HSMN has had reports from several of its client hospitals asking us to come in and review cases that have been identified for audit. These have not been RAC audits but reviews by third party payors who want to compare the hospital documentation and coding to the physicians who performed the service and or the procedure.
HSMN formulated an approach several years ago when it found that there were potential discrepancies between what the hospital claimed to have taken place and what the physician documented. In almost all of these cases under review both the hospital and the physician would have had to return their reimbursement. But HSMN reviewed everything about each “case” and went back through the documentation trail, interviewing each of the persons who touched the documentation from receptionist, nurse, resident, attending, coder, and biller to discover that some of the differences were the result of poor communication, ineffective work models and just plain human error.
Once we had the information from the “sources” and places of care, we deconstructed the documentation and found that the differences were apparent but not intended. In one case the payor paid a claim that indicated a certain bilateral procedure (not Medicare); in actuality there was one major procedure and fix at another site that was minor.
It became clear that on this medical staff and especially among the House Officers, clinical decision making and clinical documentation did not match. Furthermore, coders of varying degrees of experience made assumptions about the procedure the physician performed without a close look at the diagnosis and anatomical descriptors.

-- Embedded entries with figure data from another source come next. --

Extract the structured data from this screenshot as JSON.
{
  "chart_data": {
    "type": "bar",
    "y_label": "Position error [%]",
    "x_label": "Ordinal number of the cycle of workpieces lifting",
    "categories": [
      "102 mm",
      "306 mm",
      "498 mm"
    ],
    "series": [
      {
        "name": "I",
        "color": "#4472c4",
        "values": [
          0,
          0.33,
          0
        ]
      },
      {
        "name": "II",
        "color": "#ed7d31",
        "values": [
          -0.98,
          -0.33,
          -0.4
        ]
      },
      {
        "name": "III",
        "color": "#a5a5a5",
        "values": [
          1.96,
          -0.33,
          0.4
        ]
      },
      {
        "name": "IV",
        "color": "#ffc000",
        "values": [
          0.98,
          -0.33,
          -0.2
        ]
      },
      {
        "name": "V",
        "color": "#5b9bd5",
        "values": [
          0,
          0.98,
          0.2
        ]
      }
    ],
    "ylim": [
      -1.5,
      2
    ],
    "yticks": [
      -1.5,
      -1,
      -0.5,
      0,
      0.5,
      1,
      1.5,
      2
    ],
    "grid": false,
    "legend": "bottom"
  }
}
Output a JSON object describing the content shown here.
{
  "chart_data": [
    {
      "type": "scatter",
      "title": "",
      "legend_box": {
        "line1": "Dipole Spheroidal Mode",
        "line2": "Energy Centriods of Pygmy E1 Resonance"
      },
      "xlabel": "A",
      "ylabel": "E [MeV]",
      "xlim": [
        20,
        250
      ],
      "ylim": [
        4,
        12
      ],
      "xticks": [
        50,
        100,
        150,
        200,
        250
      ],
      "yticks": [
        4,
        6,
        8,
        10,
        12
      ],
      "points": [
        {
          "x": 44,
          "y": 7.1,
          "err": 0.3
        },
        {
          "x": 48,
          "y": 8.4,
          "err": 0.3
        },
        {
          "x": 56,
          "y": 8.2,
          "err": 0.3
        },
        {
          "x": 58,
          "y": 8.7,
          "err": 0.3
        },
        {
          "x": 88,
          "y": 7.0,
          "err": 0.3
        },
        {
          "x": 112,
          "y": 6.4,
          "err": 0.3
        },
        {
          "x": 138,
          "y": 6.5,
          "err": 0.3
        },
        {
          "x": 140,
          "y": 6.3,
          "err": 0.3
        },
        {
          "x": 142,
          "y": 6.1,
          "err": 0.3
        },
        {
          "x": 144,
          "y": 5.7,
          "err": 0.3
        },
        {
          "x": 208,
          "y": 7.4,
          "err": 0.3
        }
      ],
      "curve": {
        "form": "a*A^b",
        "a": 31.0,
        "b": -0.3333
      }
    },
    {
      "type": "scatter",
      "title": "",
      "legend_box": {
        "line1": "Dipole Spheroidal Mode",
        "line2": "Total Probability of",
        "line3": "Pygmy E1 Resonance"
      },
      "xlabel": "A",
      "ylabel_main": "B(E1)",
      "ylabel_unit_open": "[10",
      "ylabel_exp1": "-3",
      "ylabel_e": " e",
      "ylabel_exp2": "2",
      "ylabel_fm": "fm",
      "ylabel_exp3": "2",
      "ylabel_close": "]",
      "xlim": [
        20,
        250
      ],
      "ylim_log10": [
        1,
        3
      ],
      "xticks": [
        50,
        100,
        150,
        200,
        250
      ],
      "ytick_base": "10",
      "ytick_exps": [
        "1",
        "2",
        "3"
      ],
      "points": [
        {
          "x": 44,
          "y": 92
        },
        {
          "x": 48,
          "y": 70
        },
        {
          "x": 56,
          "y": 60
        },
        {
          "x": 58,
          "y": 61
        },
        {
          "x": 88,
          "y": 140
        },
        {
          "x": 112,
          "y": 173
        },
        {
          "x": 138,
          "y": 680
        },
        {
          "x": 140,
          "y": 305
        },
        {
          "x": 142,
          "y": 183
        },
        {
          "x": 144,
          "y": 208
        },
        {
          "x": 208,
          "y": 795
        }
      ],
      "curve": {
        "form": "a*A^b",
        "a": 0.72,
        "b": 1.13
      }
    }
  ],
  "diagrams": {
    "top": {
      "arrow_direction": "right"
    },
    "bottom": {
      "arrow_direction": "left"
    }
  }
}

HSMN used the opportunity of its pre audit reviews to bring together in an interactive media a methodology for each of the participants in the “provision” of service to better understand what had actually happened as part of the service. HSMN began a program of “Clinical Documentation Improvement” including carefully reviewing “Cut and Paste” methodology used in some institutions using the Electronic Medical Record. The reason is simple enough. The premise is that no two patients are the same even though the procedure or service may be assumed to be the same.
HSMN reconstructed each case for teaching purposes to show the clinicians and members of the Revenue Cycle Team what the proper flow of documentation should have been. We are now letting all of our clients know that third party payors are going to be looking at the patient Medical Record to see if that patient is seen and documented by both the hospital and the physician in a way that makes it clear that it is the same patient, and everyone agrees on what service and procedure took place.
HSMN’s recent work doing clinical documentation reviews and coding for its clients on an outsourced basis has proven fruitful as the internal staff start the ICD 10CM/PCS transition. HSMN provides detailed feedback, risk assessment and root cause analysis that provides the underpinning for the training that is going to be received in the transition.
For 28 years HSMN has worked with the entire revenue cycle staff and the clinicians with very successful outcomes.